Soft robotics offers transformative solutions across diverse sectors:
Healthcare & Assisted Living
Minimally invasive surgical tools that navigate delicate anatomy safely
Exosuits and rehabilitation devices that assist movement by adapting to human motion
Food, Manufacturing & Agriculture
Soft grippers that automate handling of fragile items such as berries, eggs, or pharmaceuticals
Search & Rescue & Exploration
Shape-conforming robots that squeeze through rubble or underwater spaces inaccessible to rigid robots
Soft “growing” robots that extend into narrow conduits, ideal for inspections and surgical access
Environmental & Space Applications
Marine robots that minimize ecosystem disturbance
Lightweight, safe robots for confined space use in space habitats
Our research group applies fluid mechanics and soft matter theory to improve soft robotics performance. By analyzing how hydrogels, elastomers, and electroactive polymers deform under load and fluid pressure, we identify the best materials for durability and responsiveness. Using computational models—including continuum mechanics and multiphase fluid simulations—we predict how soft actuators bend and adapt, greatly reducing trial-and-error experimentation.
This highlights the clear advantages of soft robotics in adaptability, safety, and cost-effectiveness—proving its readiness for real-world applications.
However, the field still faces significant challenges:
Control complexity: Soft structures deform unpredictably, requiring advanced AI or evolutionary algorithms beyond traditional rigid-body models.
Material durability: Soft materials can degrade over time, especially under repeated stress or exposure to heat and chemicals.
Power and actuation: Dependence on bulky pumps limits portability; promising alternatives like dielectric elastomer actuators (DEAs) often require high voltages or generate low force.
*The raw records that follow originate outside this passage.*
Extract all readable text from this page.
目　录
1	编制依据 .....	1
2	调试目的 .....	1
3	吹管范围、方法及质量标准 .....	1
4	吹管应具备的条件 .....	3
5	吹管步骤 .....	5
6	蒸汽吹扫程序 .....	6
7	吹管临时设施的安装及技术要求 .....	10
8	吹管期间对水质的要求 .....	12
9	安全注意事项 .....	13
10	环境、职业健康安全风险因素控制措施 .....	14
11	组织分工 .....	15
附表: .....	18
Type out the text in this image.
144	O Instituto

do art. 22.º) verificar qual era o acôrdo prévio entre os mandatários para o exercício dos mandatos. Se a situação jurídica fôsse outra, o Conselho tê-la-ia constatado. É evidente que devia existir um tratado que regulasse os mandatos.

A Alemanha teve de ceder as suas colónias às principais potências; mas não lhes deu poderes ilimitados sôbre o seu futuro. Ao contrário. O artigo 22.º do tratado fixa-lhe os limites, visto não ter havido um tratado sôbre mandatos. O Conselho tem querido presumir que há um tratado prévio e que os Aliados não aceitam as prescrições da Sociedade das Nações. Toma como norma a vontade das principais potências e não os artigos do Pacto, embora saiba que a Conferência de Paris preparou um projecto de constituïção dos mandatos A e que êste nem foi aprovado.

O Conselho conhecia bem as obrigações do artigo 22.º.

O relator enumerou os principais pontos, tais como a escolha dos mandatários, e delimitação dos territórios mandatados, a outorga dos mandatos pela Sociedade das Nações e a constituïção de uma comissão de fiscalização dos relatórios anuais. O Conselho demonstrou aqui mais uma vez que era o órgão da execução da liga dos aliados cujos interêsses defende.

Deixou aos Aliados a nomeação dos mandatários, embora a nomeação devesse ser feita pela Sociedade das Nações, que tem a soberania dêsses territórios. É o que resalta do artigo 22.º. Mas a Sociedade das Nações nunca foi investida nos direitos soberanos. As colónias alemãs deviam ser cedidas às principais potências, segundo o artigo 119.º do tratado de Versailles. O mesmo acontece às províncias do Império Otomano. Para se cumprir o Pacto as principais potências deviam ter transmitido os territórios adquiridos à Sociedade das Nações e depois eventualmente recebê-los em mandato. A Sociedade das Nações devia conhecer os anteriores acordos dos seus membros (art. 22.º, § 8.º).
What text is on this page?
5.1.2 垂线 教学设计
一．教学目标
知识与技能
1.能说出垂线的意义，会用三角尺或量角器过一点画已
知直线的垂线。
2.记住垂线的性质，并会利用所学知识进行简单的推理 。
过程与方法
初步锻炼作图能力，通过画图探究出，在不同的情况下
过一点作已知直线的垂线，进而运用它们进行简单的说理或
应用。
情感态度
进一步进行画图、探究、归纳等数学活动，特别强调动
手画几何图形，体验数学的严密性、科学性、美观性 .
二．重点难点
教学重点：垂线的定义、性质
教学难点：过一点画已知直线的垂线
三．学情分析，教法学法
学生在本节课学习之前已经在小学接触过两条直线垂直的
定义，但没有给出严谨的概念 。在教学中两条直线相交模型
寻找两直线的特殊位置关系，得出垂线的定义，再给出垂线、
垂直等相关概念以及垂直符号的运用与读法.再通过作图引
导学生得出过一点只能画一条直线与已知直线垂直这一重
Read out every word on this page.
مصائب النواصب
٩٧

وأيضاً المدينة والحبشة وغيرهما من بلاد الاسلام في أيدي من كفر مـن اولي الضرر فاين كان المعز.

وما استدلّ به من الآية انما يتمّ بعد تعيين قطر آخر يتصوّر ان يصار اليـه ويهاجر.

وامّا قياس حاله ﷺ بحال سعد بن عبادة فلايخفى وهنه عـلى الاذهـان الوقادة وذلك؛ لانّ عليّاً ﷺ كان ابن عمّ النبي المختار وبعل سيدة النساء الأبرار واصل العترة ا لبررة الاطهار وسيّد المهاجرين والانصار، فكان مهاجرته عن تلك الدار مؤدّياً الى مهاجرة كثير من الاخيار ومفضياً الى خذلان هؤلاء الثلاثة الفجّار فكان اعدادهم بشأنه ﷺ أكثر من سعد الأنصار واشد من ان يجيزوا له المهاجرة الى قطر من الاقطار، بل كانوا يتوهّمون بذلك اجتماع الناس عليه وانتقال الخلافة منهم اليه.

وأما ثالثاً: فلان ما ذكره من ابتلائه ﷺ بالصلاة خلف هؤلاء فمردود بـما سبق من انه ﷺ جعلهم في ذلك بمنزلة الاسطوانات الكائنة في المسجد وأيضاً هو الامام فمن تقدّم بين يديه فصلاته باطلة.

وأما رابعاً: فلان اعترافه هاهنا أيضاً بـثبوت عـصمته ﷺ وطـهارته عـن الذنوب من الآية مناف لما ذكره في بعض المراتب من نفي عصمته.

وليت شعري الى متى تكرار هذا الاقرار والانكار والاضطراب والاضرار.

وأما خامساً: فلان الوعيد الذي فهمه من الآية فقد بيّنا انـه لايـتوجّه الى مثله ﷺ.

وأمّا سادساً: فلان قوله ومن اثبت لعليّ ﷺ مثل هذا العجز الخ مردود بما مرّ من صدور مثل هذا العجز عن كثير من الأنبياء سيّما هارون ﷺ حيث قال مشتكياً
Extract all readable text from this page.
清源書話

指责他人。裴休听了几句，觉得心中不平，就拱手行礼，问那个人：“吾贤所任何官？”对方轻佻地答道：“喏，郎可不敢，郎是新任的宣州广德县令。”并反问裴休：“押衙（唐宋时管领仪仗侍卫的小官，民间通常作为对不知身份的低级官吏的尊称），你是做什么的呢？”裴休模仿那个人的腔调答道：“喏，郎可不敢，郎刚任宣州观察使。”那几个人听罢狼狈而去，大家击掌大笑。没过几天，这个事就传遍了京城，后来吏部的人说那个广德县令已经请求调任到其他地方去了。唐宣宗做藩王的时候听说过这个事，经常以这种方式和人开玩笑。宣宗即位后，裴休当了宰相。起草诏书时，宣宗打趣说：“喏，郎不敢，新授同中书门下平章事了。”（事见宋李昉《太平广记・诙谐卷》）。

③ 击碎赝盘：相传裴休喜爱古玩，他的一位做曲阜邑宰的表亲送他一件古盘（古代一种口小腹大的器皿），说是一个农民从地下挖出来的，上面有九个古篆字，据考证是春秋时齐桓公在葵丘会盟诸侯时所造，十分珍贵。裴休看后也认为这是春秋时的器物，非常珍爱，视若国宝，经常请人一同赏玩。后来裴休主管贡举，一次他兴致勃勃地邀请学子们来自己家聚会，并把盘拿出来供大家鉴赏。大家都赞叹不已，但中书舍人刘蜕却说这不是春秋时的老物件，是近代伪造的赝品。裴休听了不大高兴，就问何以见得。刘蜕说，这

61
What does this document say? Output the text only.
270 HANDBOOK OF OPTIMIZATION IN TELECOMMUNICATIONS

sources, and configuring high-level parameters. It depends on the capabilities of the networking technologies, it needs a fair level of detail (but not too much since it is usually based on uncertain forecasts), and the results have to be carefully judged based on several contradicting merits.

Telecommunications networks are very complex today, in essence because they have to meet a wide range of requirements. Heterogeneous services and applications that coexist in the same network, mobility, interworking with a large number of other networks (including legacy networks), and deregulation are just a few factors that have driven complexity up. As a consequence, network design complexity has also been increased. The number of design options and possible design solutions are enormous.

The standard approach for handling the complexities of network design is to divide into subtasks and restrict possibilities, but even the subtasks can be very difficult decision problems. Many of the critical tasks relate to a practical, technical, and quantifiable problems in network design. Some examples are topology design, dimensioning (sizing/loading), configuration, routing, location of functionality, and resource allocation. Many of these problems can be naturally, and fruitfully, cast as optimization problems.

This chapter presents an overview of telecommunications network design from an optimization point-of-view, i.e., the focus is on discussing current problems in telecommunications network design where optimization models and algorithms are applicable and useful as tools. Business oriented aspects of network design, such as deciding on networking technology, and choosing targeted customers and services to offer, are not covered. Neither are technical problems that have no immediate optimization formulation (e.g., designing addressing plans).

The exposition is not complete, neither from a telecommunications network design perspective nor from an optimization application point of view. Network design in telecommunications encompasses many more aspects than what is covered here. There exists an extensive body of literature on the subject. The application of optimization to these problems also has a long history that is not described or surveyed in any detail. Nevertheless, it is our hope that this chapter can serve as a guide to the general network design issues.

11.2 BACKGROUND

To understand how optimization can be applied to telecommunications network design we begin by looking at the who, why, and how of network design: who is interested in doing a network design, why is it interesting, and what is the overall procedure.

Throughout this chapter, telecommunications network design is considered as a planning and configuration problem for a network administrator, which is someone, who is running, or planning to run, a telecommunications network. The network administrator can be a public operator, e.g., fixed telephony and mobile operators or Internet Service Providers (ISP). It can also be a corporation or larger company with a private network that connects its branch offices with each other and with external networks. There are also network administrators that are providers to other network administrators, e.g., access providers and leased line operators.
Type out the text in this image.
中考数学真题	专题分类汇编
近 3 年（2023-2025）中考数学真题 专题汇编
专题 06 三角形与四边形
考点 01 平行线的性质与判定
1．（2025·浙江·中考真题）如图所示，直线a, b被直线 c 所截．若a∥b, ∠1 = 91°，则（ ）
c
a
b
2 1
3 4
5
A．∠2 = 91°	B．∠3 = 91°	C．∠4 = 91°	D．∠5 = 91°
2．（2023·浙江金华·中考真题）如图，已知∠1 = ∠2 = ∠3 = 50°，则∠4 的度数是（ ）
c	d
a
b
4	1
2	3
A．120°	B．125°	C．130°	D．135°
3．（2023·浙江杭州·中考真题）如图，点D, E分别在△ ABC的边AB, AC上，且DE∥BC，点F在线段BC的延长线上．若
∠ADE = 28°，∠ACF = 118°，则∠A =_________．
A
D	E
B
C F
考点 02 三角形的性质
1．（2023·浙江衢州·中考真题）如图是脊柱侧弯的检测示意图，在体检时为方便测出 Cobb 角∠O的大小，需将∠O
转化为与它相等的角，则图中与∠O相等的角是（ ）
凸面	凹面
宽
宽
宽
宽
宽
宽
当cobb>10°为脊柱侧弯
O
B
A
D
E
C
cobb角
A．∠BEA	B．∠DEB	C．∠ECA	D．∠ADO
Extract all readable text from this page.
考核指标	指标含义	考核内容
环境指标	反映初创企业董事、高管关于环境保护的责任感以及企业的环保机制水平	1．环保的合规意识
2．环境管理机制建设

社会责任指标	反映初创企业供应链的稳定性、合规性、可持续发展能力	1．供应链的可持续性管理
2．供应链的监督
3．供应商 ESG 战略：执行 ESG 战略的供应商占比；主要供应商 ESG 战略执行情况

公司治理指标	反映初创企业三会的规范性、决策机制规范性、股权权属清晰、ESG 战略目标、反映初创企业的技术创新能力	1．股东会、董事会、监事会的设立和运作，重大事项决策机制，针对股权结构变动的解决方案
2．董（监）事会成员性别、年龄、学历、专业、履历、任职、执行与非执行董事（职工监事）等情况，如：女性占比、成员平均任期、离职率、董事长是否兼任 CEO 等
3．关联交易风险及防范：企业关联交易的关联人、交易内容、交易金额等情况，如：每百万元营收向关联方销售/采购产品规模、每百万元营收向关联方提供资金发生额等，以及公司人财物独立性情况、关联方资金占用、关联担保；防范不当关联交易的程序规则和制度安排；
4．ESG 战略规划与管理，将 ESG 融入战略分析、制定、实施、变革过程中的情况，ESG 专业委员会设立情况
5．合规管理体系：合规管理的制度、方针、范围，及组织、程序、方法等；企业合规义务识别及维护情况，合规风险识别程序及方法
Precision and load-bearing: Soft robots generally cannot handle heavy loads without supplemental support.
Manufacturing scalability: Custom molds and unique materials complicate mass production.
Sensing integration: Embedding reliable sensors without compromising flexibility remains a technical hurdle.
Addressing these challenges requires sustained, interdisciplinary research that combines advances in materials science, computational modeling, control systems, and manufacturing techniques. Continued innovation is crucial to develop softer, more durable materials, more efficient and compact actuation methods, and smarter control algorithms capable of handling the complexity of soft structures.
By pushing the boundaries of what soft robotics can achieve, ongoing research can unlock new applications and accelerate the translation of these technologies from the lab to everyday use—ultimately making soft robotics more practical, accessible, and impactful across medicine, industry, and beyond.